Shame is different from Guilt. Shame is about hiding. It's a bit like Guilt in that respect. You want to get out of the spotlight, or any light, and get away from anyone looking at you. At this point shame shares something called "experiential avoidance" with so many of our negative emotions and drivers of pain. Experiential avoidance is truly a Big Subject but the basic point is simple: if it hurts then it's "natural" to try to avoid it. #LotsOfWaysToAvoidIt #DrinkTooMuch

Back to Shame. Given that I don't do Shame, and given that I'm human... what do I "do"?

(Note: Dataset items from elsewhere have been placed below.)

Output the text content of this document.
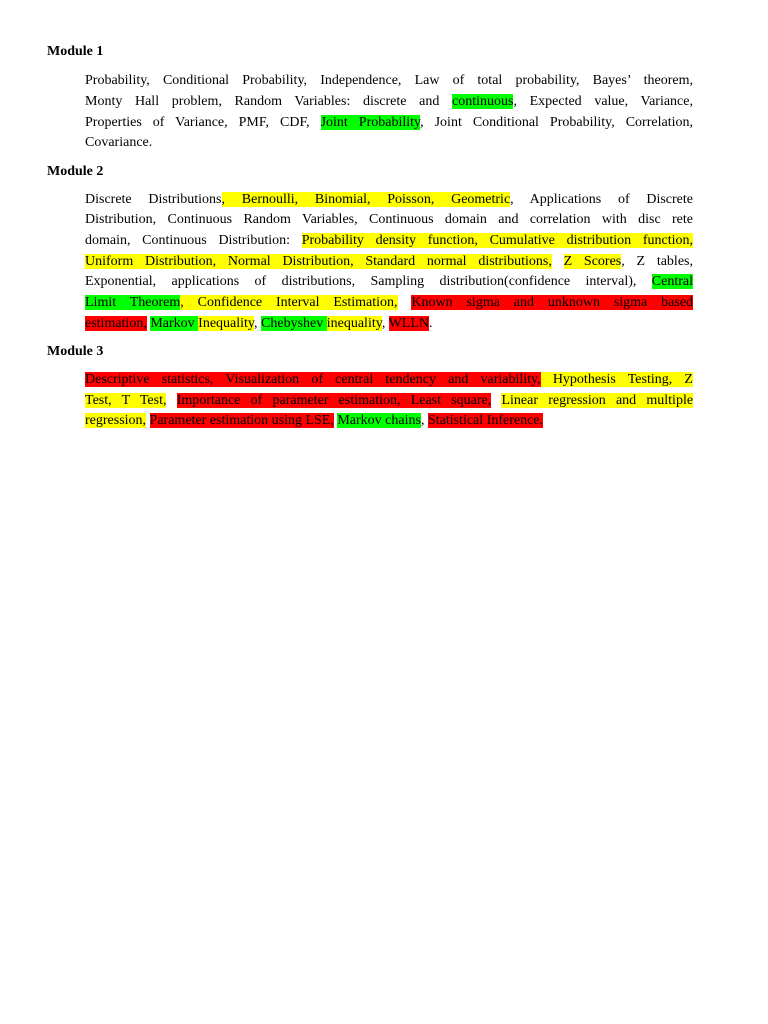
Module 1
Probability, Conditional Probability, Independence, Law of total probability, Bayes’ theorem,
Monty Hall problem, Random Variables: discrete and continuous, Expected value, Variance,
Properties of Variance, PMF, CDF, Joint Probability, Joint Conditional Probability, Correlation,
Covariance.
Module 2
Discrete Distributions, Bernoulli, Binomial, Poisson, Geometric, Applications of Discrete
Distribution, Continuous Random Variables, Continuous domain and correlation with disc rete
domain, Continuous Distribution: Probability density function, Cumulative distribution function,
Uniform Distribution, Normal Distribution, Standard normal distributions, Z Scores, Z tables,
Exponential, applications of distributions, Sampling distribution(confidence interval), Central
Limit Theorem, Confidence Interval Estimation, Known sigma and unknown sigma based
estimation, Markov Inequality, Chebyshev inequality, WLLN.
Module 3
Descriptive statistics, Visualization of central tendency and variability, Hypothesis Testing, Z
Test, T Test, Importance of parameter estimation, Least square, Linear regression and multiple
regression, Parameter estimation using LSE, Markov chains, Statistical Inference.
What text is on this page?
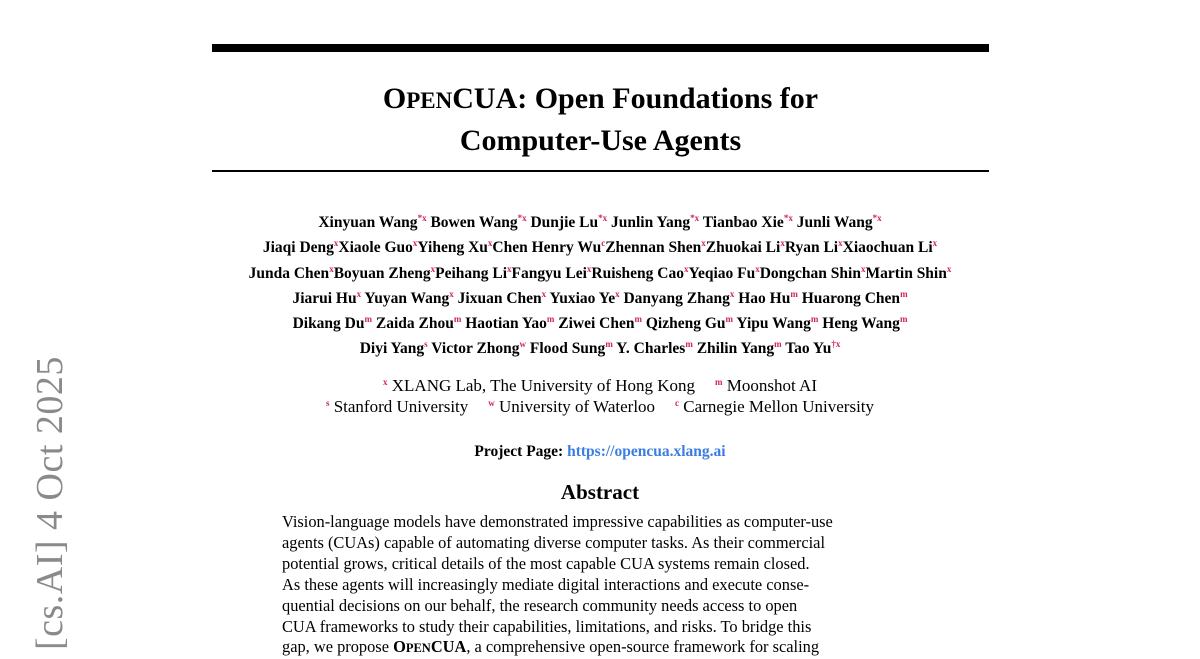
[cs.AI] 4 Oct 2025
OPENCUA: Open Foundations for
Computer-Use Agents
Xinyuan Wang$^{*x}$ Bowen Wang$^{*x}$ Dunjie Lu$^{*x}$ Junlin Yang$^{*x}$ Tianbao Xie$^{*x}$ Junli Wang$^{*x}$
Jiaqi Deng$^x$Xiaole Guo$^x$Yiheng Xu$^x$Chen Henry Wu$^c$Zhennan Shen$^x$Zhuokai Li$^x$Ryan Li$^x$Xiaochuan Li$^x$
Junda Chen$^x$Boyuan Zheng$^x$Peihang Li$^x$Fangyu Lei$^x$Ruisheng Cao$^x$Yeqiao Fu$^x$Dongchan Shin$^x$Martin Shin$^x$
Jiarui Hu$^x$ Yuyan Wang$^x$ Jixuan Chen$^x$ Yuxiao Ye$^x$ Danyang Zhang$^x$ Hao Hu$^m$ Huarong Chen$^m$
Dikang Du$^m$ Zaida Zhou$^m$ Haotian Yao$^m$ Ziwei Chen$^m$ Qizheng Gu$^m$ Yipu Wang$^m$ Heng Wang$^m$
Diyi Yang$^s$ Victor Zhong$^w$ Flood Sung$^m$ Y. Charles$^m$ Zhilin Yang$^m$ Tao Yu$^{\dagger x}$
$^x$ XLANG Lab, The University of Hong Kong $^m$ Moonshot AI
$^s$ Stanford University $^w$ University of Waterloo $^c$ Carnegie Mellon University
Project Page: https://opencua.xlang.ai
Abstract
Vision-language models have demonstrated impressive capabilities as computer-use
agents (CUAs) capable of automating diverse computer tasks. As their commercial
potential grows, critical details of the most capable CUA systems remain closed.
As these agents will increasingly mediate digital interactions and execute conse-
quential decisions on our behalf, the research community needs access to open
CUA frameworks to study their capabilities, limitations, and risks. To bridge this
gap, we propose OPENCUA, a comprehensive open-source framework for scaling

Disappointment is arguably the healthier side of Shame. When I've acted in a way which falls way short of my ideal I don't feel shame I feel disappointed in myself. Funnily enough one of the advantages of my type of social anxiety is that you don't have a group of others who might shun you. (Or at least you're spared the thought that they might.)  #BillyNoMates

Shame, no; Disappointment, yes.

I offer this alternative way of thinking for those who do the Moodscope test on a regular basis and who may notice that you're not prone to some of the emotions. If you were taking it as one-off, or as part of research, then absolutely one should follow the instructions precisely. But if you do the test daily you get very familiar with it. Any outcome measure, including the PANAS on which the Moodscope test is based, is not perfect. (It has no card for "Jealousy" for instance and personally I'm massively prone to this emotion so must work hard to handle it — but the PANAS omitted it.) However, I think an argument can be made that if you are very familiar with the test, and regularly translate, for example Ashamed -> Disappointment, then you'll have useful *personal* data.

Does anyone else make these personal interpretations of the Moodscope cards?